Has anyone tried to use the store-bought cure mixes?  i.e. Jack Links, whatever brand they sell at Bass Pro, etc?  I want a no fuss, no muss cure mix / recipe that I don't have to think about.  Every time I make a batch myself from any of the so called recipes from my buds, I always end up with a salt stick.  I absolutely hate too salty jerky.  I don't want to waste any more time on trying out a recipe.  

Actually, I don't mind trying things out, but my deer meat is already running low this year and we're a long ways from November.  I'm not up to experimentation on my remaining stores.


----------



## smokinhusker (Jul 30, 2012)

I use the Hi Country Seasonings - http://shop.hicountry.com/storefront.aspx

I usually buy it at Sportsman's Warehouse or in the fall at Walmart.

When using a new flavor, I usually make the first batch per their instructions then adjust to our liking. They include Cure #1 as a separate packet (although I don't follow their instructions for the Cure #1 measurements 1/8 tsp per pound of meat). I've tried Eastman Outdoors and Hi Mountain and they were way too salty. 

I've never had a bad batch yet with Hi Country.

Good luck.


----------



## bryang (Jul 30, 2012)

If you want a mix you don't have to think about, I use the Nesco brand jerky seasoning. My local Walmart carries it but you'll have to look in the small appliances aisle where they also sell dehydrators. 1 packet of cure and 1 packet of seasoning which I use with 1 lb. of lean ground beef or turkey. For me, it is not overly salty but to each his own. Also, Amazon has a much better selection of varieties. I recommend trying the variety pack from Amazon to see which you like the best.


----------



## hitechredneck (Aug 6, 2012)

Attempted NESCO.  Pretty good.  Not overly spicy, so if I use it again, I'll likely add some habanero powder or cayenne.  I like the spicyness of the habanero powder, but the fam won't eat it.  Oh well, more for me!

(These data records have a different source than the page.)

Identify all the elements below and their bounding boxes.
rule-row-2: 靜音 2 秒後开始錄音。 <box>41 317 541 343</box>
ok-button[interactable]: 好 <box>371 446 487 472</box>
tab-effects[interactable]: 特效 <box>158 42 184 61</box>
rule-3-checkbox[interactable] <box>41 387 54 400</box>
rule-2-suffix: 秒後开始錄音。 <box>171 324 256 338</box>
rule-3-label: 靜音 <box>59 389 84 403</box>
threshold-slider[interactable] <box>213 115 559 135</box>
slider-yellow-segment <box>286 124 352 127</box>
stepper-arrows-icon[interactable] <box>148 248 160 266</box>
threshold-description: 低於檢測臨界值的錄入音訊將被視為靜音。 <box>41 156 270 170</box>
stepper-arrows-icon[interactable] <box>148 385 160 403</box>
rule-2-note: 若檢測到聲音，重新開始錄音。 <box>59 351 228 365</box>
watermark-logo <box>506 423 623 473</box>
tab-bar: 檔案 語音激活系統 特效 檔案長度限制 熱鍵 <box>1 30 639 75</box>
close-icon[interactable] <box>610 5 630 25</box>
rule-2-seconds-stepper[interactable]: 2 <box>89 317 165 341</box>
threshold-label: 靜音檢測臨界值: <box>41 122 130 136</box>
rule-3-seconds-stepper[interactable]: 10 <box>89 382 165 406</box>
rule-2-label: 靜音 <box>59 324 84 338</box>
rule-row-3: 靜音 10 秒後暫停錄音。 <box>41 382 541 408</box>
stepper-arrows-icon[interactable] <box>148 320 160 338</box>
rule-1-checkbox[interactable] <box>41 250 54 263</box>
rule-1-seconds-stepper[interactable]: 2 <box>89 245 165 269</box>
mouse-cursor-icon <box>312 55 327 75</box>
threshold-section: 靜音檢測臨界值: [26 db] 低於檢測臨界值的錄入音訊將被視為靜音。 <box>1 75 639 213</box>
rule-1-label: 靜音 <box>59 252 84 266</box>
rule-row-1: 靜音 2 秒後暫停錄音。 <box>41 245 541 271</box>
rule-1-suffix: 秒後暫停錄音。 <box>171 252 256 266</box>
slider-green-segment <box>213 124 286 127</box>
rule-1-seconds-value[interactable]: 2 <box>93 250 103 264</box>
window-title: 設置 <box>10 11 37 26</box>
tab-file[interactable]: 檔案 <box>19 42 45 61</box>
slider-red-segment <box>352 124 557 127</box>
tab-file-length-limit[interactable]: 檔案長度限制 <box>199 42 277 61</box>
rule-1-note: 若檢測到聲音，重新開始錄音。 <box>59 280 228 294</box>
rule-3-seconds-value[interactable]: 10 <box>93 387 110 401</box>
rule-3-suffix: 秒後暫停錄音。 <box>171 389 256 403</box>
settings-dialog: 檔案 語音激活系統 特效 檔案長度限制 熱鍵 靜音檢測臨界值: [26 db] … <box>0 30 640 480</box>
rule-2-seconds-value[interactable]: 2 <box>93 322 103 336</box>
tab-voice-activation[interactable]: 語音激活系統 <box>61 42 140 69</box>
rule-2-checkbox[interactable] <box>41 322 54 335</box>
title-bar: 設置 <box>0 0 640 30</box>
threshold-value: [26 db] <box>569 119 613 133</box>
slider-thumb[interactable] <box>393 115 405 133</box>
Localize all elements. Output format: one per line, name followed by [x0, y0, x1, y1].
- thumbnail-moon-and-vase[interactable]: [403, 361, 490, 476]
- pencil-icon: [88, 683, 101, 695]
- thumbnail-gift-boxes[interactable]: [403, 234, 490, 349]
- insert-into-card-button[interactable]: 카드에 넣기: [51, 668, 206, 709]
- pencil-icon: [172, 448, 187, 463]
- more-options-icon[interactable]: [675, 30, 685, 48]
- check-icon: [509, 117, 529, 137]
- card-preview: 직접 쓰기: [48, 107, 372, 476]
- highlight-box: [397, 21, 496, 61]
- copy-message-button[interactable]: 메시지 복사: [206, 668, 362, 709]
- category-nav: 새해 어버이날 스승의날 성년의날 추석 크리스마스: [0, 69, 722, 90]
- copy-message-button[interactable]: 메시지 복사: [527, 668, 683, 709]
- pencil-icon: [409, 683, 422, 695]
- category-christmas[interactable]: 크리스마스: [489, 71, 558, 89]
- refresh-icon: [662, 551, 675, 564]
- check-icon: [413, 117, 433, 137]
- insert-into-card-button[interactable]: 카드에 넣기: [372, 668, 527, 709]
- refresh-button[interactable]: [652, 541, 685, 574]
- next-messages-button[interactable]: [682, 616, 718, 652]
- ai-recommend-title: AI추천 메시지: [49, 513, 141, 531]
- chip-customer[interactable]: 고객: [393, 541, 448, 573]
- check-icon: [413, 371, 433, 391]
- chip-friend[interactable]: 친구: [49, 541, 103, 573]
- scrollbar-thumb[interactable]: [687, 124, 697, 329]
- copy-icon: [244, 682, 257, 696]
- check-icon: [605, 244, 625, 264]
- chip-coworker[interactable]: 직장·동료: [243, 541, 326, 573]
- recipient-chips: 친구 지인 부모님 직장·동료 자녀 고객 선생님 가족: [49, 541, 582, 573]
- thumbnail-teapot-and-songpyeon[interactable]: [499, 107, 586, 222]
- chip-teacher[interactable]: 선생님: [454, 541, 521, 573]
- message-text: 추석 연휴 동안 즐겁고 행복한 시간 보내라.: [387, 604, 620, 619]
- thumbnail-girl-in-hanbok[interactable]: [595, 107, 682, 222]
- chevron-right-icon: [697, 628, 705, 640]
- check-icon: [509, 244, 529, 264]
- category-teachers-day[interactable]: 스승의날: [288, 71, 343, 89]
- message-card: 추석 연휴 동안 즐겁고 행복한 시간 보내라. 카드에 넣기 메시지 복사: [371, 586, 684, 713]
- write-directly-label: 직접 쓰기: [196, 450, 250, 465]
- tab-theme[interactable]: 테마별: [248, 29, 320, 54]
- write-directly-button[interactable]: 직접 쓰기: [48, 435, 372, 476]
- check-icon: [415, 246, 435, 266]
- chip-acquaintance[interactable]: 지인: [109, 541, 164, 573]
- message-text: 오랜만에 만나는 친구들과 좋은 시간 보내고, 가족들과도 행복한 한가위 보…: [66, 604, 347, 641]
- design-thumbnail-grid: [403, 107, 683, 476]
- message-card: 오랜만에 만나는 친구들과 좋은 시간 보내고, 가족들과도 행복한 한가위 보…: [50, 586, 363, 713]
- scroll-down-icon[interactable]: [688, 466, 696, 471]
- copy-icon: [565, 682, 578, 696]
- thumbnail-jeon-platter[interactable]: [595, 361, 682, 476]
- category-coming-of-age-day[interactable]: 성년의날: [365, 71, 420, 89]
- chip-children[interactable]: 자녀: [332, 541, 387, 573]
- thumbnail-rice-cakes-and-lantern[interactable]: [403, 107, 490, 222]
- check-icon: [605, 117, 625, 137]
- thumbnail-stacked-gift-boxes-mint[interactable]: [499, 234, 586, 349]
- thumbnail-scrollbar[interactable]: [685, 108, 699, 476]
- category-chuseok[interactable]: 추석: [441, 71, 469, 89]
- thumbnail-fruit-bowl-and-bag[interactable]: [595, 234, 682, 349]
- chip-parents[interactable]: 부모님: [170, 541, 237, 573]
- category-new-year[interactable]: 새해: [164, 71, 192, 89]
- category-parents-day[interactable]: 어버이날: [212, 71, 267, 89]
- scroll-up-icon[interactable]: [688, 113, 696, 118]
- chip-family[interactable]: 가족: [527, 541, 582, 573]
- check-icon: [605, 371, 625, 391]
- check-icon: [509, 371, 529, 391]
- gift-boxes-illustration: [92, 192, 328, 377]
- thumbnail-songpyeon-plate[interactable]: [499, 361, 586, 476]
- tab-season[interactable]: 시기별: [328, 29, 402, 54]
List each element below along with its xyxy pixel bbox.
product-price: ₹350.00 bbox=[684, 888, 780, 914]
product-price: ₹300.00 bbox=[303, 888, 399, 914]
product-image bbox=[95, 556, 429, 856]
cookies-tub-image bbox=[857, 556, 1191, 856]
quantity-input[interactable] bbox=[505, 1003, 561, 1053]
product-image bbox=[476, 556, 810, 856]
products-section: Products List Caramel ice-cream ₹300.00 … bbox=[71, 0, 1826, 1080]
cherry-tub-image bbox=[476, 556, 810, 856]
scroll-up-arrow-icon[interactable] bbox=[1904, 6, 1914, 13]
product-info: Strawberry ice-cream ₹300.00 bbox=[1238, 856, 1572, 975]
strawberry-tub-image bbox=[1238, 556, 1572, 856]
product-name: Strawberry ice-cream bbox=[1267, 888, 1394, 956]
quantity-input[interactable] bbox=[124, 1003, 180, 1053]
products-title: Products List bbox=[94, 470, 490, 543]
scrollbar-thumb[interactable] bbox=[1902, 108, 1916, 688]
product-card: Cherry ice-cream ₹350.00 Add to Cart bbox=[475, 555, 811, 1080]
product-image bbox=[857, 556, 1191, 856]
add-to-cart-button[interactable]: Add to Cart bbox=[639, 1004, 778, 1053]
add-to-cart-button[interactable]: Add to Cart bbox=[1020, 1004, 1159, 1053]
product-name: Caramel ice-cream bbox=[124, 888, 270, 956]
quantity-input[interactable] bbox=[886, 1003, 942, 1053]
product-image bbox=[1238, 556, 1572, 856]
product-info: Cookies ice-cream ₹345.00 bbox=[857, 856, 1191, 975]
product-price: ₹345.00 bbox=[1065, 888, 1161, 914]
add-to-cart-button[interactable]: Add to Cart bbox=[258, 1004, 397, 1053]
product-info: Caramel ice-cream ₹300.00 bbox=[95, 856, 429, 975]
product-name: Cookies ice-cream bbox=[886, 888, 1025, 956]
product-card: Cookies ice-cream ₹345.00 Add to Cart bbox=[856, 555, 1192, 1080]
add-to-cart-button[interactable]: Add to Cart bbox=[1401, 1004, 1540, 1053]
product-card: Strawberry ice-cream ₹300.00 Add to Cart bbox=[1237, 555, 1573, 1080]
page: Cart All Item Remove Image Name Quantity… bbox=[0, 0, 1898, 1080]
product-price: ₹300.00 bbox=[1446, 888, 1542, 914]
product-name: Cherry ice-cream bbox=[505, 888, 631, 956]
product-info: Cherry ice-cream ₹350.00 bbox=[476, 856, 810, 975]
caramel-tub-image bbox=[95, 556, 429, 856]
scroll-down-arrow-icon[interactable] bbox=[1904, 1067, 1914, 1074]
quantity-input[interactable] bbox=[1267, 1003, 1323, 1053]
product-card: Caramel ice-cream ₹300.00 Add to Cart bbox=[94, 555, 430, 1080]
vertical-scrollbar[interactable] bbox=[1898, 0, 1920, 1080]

I've ordered some from Hi Country.  Will report back if / when I make it.  I ordered the spicy blend and the sweet / spicy blend.

Thanks for the suggestions.  I did enjoy the Nesco product.  It was easy...


----------



## donr (Aug 13, 2012)

I have tried several flavors from Hi Mountain & have been quite pleased with all of them.

Don


----------